Retul: I Am Specialized
Retul announced today that it has “accepted a strategic investment from Specialized Bicycles.” Specialized CEO Mike Sinyard referred to the intersection between his company and Retul as a collaboration. However, our reporting indicates that Retul is now chiefly or entirely owned by Specialized. Retul is a Specialized brand. The investors Retul has had in the past, which include a medical devices company that provided the industrial basis for Retul’s product and intellectual property; and Selle Royal, who invested in the company last year; are now out, and Specialized is in.
This makes the messaging touchy, as Retul has tried hard to remain “ecumenical” since its inception in 2007. Independent bike dealers—a network for which there is no bigger champion than Mr. Sinyard—include those who don't buy Specialized bikes. Will they balk at the idea of buying a Retul system if Specialized is behind it? Probably not, if in that dealer’s mind Retul’s tools represent the most robust fit solution at the most palatable price. Retul will not likely face much opposition to its products just because of the Specialized connection.
It is not just Retul that must massage the messaging carefully. Specialized has sold its popular Body Geometry process as one not needing the fit tools such as those Retul makes—most notably Retul’s crackerjack fit bike and its industry leading motion capture system. That established, the past is the past, and the tools Specialized now has in its tool chest will supercharge the Body Geometry process for those Specialized IBDs that avail themselves of up-to-date technology.
Specialized is a leader in dealer training among flagship bike brands, and for a decade its SBCU curriculum has trained dealers in what one might call “process driven transactions.” The Body Geometry process is an integral part of SBCU, and SBCU’s Global Program Manager, Scott Holz, is a fitter by trade. Holz himself recognizes the value in what he calls “clockwise” transactions, where a fit process leads to fit coordinates and subsequently to the selection of the right bike, rather than choosing a bike and then deciding how to best fit aboard it.
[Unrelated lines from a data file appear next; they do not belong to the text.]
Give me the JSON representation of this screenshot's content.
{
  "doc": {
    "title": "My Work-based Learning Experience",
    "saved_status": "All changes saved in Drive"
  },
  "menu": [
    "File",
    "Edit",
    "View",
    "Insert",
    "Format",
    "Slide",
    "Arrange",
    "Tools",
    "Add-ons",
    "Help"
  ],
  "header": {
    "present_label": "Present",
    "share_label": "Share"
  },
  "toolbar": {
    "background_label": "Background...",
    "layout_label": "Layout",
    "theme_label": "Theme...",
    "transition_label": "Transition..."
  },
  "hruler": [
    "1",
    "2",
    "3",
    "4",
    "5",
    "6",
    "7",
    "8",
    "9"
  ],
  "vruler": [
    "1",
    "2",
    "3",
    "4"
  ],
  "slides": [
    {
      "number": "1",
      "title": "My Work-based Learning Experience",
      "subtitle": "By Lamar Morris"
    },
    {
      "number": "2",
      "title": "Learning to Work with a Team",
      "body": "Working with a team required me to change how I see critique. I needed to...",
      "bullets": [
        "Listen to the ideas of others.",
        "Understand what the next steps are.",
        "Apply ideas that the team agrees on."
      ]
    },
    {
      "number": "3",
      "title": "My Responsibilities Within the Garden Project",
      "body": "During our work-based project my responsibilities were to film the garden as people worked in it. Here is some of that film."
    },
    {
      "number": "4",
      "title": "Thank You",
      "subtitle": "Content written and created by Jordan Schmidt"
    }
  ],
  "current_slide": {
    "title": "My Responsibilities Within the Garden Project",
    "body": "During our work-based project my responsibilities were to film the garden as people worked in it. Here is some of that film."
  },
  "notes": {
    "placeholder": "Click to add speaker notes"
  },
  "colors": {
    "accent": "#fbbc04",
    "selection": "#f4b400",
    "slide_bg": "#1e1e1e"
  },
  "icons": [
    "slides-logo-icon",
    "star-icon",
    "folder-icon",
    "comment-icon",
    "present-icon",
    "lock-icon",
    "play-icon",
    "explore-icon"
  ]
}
Fit bikes like the one Retul developed last year will help Specialized dealers use Body Geometry protocol to execute a “clockwise” transaction.
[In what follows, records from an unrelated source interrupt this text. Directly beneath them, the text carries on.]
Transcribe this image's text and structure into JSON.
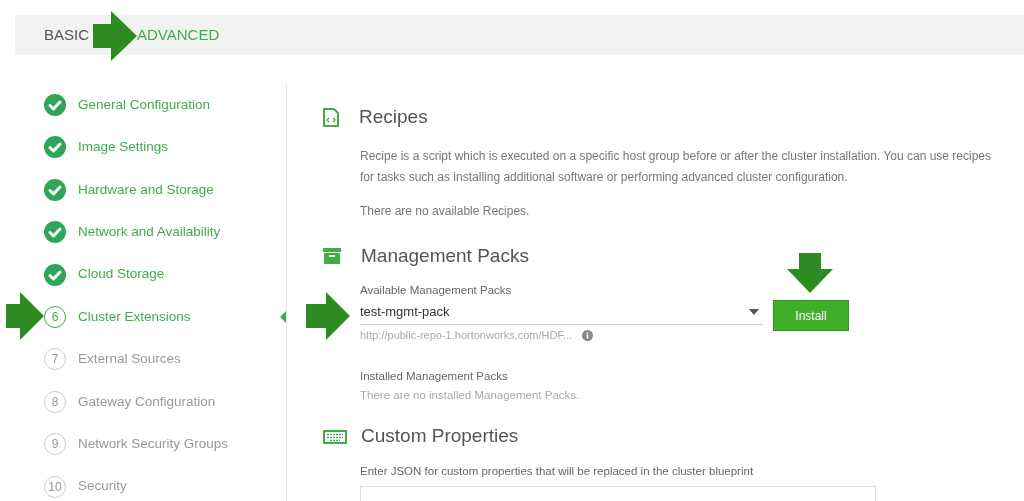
{
  "mode_tabs": [
    {
      "label": "BASIC",
      "selected": false
    },
    {
      "label": "ADVANCED",
      "selected": true
    }
  ],
  "steps": [
    {
      "label": "General Configuration",
      "done": true,
      "selected": false
    },
    {
      "label": "Image Settings",
      "done": true,
      "selected": false
    },
    {
      "label": "Hardware and Storage",
      "done": true,
      "selected": false
    },
    {
      "label": "Network and Availability",
      "done": true,
      "selected": false
    },
    {
      "label": "Cloud Storage",
      "done": true,
      "selected": false
    },
    {
      "number": "6",
      "label": "Cluster Extensions",
      "done": false,
      "selected": true
    },
    {
      "number": "7",
      "label": "External Sources",
      "done": false,
      "selected": false
    },
    {
      "number": "8",
      "label": "Gateway Configuration",
      "done": false,
      "selected": false
    },
    {
      "number": "9",
      "label": "Network Security Groups",
      "done": false,
      "selected": false
    },
    {
      "number": "10",
      "label": "Security",
      "done": false,
      "selected": false
    }
  ],
  "recipes": {
    "title": "Recipes",
    "description": "Recipe is a script which is executed on a specific host group before or after the cluster installation. You can use recipes for tasks such as installing additional software or performing advanced cluster configuration.",
    "empty_text": "There are no available Recipes."
  },
  "management_packs": {
    "title": "Management Packs",
    "field_label": "Available Management Packs",
    "value": "test-mgmt-pack",
    "url": "http://public-repo-1.hortonworks.com/HDF...",
    "button": "Install",
    "installed_label": "Installed Management Packs",
    "installed_empty": "There are no installed Management Packs."
  },
  "custom_properties": {
    "title": "Custom Properties",
    "field_label": "Enter JSON for custom properties that will be replaced in the cluster blueprint"
  }
}
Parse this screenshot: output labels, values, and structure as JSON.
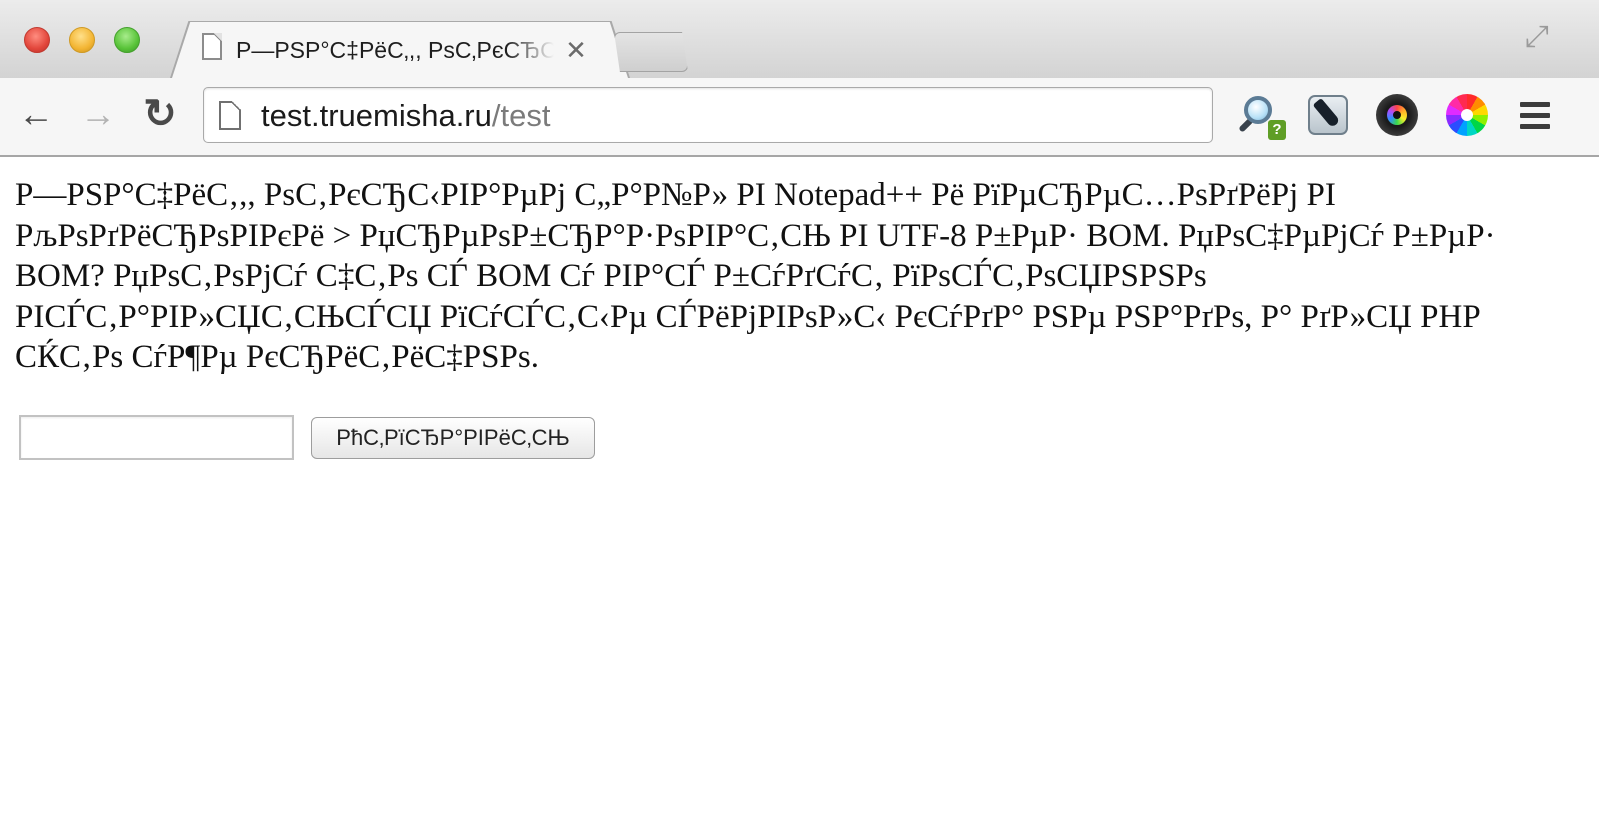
{
  "window": {
    "tab": {
      "title": "Р—РЅР°С‡РёС‚,, РѕС‚РєСЂС",
      "close_glyph": "✕"
    },
    "fullscreen_icon": "fullscreen-arrows-icon"
  },
  "toolbar": {
    "back_glyph": "←",
    "forward_glyph": "→",
    "reload_glyph": "↻",
    "url_host": "test.truemisha.ru",
    "url_path": "/test",
    "extensions": [
      {
        "name": "zoom-help-extension-icon",
        "badge": "?"
      },
      {
        "name": "pen-extension-icon"
      },
      {
        "name": "color-eye-extension-icon"
      },
      {
        "name": "color-wheel-extension-icon"
      }
    ],
    "menu_icon": "hamburger-menu-icon"
  },
  "page": {
    "paragraph": "Р—РЅР°С‡РёС‚,, РѕС‚РєСЂС‹РІР°РµРј С„Р°Р№Р» РІ Notepad++ Рё РїРµСЂРµС…РѕРґРёРј РІ РљРѕРґРёСЂРѕРІРєРё > РџСЂРµРѕР±СЂР°Р·РѕРІР°С‚СЊ РІ UTF-8 Р±РµР· BOM. РџРѕС‡РµРјСѓ Р±РµР· BOM? РџРѕС‚РѕРјСѓ С‡С‚Рѕ СЃ BOM Сѓ РІР°СЃ Р±СѓРґСѓС‚ РїРѕСЃС‚РѕСЏРЅРЅРѕ РІСЃС‚Р°РІР»СЏС‚СЊСЃСЏ РїСѓСЃС‚С‹Рµ СЃРёРјРІРѕР»С‹ РєСѓРґР° РЅРµ РЅР°РґРѕ, Р° РґР»СЏ PHP СЌС‚Рѕ СѓР¶Рµ РєСЂРёС‚РёС‡РЅРѕ.",
    "input_value": "",
    "submit_label": "РћС‚РїСЂР°РІРёС‚СЊ"
  }
}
Still, some IBDs do face a question of protocol. The company line inside the SBCU is that the fit protocol—how one settles on a set of fit coordinates, and how those coordinates are ported into an equipment solution—is a Body Geometry protocol, even when used with and aboard a Retul fit bike, and/or with a Retul motion capture system. However, Retul has a somewhat divergent fit protocol, both for road and tri. Therefore, IBDs that have ties both to Retul and Body Geometry will have to decide which protocol suits them. The elegance of fit tools like those Retul makes is that they can be used for a variety of protocols: Body Geometry, Retul, and the F.I.S.T. protocol we teach, among others.
While the Body Geometry curriculum must find a way to absorb the new dynamic fit tools Specialized now owns, perhaps altering in some measure the Body Geometry protocol, Specialized also sells to a lot of IBDs that are not now, nor will ever, have a fit studio that includes dynamic fitting tools. Therefore, the Body Geometry protocol they now teach is inclusionary when seen through the prism of the wide swathe of IBDs to which Specialized sells its bikes.
What is not known is whether there will be special incentives to buy these tools for existing Specialized dealers. Or, whether rebates or discounts might be tied to preseason bike orders, or sales totals reached. Or whether Specialized will choose to use its heft to offer dealer financing for these tools, or whether the tools will be subject to purchase by Specialized IBDs under the umbrella of a dealer’s existing credit line.